2. Unless you want to assume the standard error-components structure with homoskedasticity, forget about the Sargan test and just focus on the Hansen test (given that you are taking all necessary precautions to avoid a too-many-instruments problem). If the Hansen test rejects the null hypothesis already for a single overidentifying restriction, this should worry you, yes.

3. The distortion may not come from the time trend itself but from the lack of the time dummies. Time effects are a tricky matter, in particular given your large time horizon. I do not have a one-size-fits-all answer for you on that matter.

Just ask. I may, however, not respond to every question or keep some responses rather short.

Thank you so much, this is such a great help

Dear Sebastian,

I stumbled across a further question during my latest research steps.

In which way does multicollinearity become a problem in GMM, is it relevant to check for multicollinearity in levels or in differences ?

Thanks and best
Tobi

Mulitcollinearity among the regressors creates the same problems for GMM as for any other regression method.

Thanks, is it sufficient if there is no multicollinearity in differences or do we need to check for the lagged levels (or the regressor with its level value and lag as used in the model ?) with which we instrument?

There should be no multicollinearity among the regressors (in first differences for that matter) and among the instruments.

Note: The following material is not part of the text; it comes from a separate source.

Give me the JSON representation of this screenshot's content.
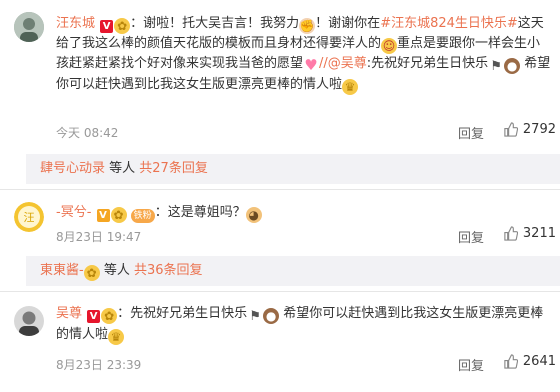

Then, among the regressors it is not a problem, but how do I account for the instruments ?, because in levels I would have multicollinearity, so now I do not really know how to proceed with this issue of potential multicollinearity among the instruments (both identifying and getting rid). Especially because I have seen that at least when using System GMM other authors have appearingly not been worried by multicollinearity in levels.

Another problem I stumbled across is that when using first-difference transform instead of orthogonal deviations my results change dramatically, and I am now insecure, whether staying in orthogonal deviations is sound, although Hayakawa (2009) argues to use FOD. In terms, of the OLS-LSDV range of the lagged DV the value of the orthogonal deviation transform is almost exactly to the LSDV estimate, while the First difference transform estimate is significantly lower, although the LSDV should be the lower bound. do these thoughts justify staying with the FOD transform, or am I on the wrong track here ?

Thank you again
Tobi

It is difficult to give general advise on this matter, so I am afraid that I will not be able to give more help here.

Similarly, I do not have an answer for your second question. Sorry.